Reeves presented his plan in a press conference flanked by several executives of the state’s largest hospitals. None of them spoke, and they were not made available for media questions in the briefing.
Gary Marchand is interim CEO of Greenwood Leflore Hospital, one of many small rural hospitals in Mississippi teetering on the brink of closure. Reeves, in his presser on Thursday, provided a sheet that showed Greenwood Leflore would receive an extra $10 million a year if his plan gets federal approval.

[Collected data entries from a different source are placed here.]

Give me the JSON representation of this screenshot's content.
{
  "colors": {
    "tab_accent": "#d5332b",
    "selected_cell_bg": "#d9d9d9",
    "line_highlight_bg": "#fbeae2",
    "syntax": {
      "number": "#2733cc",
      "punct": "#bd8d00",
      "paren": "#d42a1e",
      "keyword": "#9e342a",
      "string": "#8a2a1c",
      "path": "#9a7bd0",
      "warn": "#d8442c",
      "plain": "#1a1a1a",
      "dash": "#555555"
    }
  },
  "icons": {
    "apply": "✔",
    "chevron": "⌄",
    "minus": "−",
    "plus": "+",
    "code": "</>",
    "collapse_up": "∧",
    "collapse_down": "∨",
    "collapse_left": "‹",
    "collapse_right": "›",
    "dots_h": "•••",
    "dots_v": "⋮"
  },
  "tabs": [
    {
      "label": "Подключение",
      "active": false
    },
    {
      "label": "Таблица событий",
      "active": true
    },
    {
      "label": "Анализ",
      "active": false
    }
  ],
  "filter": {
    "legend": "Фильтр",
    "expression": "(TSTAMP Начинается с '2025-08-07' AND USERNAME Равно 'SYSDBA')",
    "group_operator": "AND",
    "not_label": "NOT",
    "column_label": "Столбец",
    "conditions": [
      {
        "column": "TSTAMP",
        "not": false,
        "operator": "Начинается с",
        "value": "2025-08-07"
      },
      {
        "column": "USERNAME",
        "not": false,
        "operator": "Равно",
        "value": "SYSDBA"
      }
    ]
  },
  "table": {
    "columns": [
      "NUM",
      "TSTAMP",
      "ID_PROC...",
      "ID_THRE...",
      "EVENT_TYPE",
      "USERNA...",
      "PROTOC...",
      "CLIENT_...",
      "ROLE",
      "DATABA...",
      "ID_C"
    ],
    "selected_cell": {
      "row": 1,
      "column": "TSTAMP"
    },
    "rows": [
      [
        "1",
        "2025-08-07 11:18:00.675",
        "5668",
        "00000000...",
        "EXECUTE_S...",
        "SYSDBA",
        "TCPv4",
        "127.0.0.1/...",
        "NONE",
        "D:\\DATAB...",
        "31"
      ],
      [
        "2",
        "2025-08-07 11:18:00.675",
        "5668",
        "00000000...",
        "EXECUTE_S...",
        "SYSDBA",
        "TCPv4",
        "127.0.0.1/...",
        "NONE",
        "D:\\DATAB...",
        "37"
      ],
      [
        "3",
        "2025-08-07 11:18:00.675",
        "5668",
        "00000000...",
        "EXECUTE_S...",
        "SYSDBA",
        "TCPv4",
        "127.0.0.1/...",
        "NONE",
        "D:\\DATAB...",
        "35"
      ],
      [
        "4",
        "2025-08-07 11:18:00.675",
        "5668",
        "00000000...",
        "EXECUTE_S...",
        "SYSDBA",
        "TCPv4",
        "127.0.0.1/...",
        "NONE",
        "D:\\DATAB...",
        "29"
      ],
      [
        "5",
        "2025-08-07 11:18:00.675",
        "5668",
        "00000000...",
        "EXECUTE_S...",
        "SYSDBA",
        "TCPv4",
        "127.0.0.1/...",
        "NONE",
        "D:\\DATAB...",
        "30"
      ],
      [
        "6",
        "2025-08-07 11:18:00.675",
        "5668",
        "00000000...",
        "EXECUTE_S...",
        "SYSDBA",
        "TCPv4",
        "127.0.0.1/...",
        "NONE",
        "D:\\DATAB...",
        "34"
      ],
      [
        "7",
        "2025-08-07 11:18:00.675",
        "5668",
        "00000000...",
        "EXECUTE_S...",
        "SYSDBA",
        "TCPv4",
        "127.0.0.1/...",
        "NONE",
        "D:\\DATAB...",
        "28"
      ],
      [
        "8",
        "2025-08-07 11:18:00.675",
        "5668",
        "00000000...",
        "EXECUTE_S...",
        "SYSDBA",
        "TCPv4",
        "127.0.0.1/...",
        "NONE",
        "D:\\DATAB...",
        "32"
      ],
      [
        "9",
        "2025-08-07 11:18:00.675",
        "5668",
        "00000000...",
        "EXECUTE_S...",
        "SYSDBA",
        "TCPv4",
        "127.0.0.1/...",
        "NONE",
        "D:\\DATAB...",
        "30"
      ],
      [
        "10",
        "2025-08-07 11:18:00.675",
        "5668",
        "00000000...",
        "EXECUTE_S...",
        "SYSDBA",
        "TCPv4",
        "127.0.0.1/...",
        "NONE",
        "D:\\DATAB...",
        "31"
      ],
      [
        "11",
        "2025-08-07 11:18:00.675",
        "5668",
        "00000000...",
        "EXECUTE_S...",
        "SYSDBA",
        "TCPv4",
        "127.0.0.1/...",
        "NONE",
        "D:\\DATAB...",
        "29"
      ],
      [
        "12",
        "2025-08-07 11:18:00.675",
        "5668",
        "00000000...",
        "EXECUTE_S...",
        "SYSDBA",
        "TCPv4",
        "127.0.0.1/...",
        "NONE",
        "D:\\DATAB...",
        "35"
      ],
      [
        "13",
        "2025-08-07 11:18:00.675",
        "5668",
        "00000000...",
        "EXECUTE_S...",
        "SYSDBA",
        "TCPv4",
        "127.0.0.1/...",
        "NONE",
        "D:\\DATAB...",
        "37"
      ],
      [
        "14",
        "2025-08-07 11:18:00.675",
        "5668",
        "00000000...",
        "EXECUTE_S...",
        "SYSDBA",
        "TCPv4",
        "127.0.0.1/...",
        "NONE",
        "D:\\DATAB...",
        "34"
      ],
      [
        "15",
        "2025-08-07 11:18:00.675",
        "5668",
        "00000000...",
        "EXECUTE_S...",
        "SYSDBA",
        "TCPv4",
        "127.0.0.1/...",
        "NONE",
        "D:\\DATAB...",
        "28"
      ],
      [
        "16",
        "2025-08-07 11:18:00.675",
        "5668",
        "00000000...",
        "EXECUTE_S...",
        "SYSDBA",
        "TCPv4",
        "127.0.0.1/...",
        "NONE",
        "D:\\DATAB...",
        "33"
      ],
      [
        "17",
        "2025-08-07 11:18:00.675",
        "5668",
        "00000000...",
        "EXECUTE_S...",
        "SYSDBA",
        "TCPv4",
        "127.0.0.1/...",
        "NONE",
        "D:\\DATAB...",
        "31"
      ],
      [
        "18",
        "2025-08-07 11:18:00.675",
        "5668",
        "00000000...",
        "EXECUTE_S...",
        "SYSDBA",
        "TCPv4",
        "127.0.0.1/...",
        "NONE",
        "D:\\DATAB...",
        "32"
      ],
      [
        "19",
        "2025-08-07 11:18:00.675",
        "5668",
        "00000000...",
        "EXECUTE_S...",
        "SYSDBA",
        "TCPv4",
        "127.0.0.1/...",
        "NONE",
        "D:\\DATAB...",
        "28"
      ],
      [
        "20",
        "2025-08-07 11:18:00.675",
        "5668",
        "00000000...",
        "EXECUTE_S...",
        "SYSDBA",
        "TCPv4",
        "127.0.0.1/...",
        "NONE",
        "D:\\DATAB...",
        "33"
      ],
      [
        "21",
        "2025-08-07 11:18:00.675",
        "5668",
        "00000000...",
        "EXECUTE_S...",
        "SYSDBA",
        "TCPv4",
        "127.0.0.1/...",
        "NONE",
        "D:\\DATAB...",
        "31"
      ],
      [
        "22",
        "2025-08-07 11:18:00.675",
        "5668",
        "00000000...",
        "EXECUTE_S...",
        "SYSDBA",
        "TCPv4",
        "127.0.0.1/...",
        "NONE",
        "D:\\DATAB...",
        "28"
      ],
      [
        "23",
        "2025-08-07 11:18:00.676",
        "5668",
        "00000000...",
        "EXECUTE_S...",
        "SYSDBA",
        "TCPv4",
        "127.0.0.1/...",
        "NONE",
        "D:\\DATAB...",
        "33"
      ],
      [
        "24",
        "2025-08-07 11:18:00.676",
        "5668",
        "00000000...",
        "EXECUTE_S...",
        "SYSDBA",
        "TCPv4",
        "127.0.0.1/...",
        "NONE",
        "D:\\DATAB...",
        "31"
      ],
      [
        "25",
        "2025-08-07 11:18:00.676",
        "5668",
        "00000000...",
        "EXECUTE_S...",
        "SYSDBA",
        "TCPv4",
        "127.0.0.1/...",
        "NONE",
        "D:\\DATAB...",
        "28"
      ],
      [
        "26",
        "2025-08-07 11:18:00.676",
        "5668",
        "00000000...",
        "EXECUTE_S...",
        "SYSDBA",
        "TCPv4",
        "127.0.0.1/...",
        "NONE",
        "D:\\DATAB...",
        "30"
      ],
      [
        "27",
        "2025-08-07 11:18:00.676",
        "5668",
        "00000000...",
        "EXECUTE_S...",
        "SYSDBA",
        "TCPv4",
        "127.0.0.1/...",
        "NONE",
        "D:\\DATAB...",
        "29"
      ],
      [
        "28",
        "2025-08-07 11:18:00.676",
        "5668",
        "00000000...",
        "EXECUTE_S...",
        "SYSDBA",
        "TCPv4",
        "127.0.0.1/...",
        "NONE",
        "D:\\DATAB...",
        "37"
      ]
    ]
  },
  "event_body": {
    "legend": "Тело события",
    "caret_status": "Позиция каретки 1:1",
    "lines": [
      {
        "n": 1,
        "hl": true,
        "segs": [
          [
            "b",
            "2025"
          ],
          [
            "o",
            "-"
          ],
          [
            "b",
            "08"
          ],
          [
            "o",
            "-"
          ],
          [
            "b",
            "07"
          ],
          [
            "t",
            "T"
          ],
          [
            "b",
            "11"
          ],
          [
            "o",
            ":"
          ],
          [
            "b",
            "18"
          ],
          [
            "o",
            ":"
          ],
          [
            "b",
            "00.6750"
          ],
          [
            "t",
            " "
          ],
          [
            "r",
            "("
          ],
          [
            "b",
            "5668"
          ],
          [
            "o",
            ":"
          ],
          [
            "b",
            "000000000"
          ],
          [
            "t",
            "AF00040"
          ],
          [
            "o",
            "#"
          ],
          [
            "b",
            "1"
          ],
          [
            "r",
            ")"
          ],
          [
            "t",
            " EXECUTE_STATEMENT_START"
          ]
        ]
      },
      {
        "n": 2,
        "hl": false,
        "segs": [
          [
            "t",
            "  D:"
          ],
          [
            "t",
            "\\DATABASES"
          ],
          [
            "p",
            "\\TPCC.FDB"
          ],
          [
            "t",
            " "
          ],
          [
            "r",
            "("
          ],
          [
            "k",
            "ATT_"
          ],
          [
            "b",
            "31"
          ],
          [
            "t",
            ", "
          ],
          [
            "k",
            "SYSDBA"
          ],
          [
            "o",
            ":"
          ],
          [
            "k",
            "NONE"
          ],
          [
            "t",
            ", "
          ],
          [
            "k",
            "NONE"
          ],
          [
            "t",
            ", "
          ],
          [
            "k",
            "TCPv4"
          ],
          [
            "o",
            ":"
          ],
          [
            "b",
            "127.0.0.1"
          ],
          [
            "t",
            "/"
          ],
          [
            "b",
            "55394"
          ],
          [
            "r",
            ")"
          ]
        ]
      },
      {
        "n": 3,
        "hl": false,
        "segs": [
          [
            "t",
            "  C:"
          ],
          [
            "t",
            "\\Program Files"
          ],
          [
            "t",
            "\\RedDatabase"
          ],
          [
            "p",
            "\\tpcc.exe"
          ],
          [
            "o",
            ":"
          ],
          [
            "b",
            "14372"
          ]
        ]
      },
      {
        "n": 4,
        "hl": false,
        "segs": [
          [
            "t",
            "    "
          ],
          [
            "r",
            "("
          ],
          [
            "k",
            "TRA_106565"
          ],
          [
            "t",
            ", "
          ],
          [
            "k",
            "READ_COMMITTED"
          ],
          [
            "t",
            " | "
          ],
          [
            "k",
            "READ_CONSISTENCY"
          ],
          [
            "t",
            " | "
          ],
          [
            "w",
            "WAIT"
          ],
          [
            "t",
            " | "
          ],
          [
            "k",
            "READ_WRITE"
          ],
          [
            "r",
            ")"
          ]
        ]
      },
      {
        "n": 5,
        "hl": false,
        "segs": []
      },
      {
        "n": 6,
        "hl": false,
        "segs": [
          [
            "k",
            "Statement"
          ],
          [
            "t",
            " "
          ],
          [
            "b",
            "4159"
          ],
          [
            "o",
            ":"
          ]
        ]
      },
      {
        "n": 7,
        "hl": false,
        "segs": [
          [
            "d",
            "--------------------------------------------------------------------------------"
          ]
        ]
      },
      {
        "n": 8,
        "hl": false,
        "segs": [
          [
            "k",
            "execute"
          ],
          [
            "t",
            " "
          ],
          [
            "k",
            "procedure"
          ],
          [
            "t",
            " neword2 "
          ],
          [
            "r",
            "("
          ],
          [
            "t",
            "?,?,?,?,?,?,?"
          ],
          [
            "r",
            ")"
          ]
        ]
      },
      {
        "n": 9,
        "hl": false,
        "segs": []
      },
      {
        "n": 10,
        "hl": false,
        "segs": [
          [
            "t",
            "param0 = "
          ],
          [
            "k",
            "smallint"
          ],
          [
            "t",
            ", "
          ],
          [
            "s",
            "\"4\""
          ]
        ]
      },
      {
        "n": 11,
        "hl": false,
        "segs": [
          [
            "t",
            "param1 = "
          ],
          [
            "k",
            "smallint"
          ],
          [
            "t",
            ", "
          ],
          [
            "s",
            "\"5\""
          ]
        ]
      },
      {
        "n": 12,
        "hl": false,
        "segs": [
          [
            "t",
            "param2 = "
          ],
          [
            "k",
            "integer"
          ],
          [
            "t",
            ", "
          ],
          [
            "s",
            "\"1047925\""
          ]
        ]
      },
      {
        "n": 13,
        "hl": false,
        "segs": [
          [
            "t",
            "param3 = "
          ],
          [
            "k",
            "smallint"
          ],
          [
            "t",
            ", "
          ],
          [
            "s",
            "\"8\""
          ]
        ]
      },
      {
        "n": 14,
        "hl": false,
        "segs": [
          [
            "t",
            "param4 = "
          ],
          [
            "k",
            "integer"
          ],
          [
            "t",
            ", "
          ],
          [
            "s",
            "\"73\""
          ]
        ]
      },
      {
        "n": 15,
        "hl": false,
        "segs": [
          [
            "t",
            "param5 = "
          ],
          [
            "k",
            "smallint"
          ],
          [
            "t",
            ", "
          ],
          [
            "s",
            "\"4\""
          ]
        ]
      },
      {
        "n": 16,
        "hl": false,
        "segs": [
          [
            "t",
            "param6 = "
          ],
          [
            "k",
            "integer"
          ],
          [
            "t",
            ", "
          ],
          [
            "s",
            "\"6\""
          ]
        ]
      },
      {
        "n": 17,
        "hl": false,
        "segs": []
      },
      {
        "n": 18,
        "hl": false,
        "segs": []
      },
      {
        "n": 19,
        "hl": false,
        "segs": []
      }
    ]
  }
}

Marchand, contacted on Thursday, said he’s unsure how much of an impact the additional money would make, but he’s appreciative of “any efforts to provide additional cash resources in support of our operations.” He also added, “We are hopeful for a rapid approval process.”
Reeves on Thursday vowed his new plan is “just the beginning.”
“Our eyes are set on the future, and we aim to continue ushering in reforms that strengthen Mississippi’s healthcare system no matter where you live in the state,” Reeves said.
Mississippi Today reporter Devna Bose contributed to this story.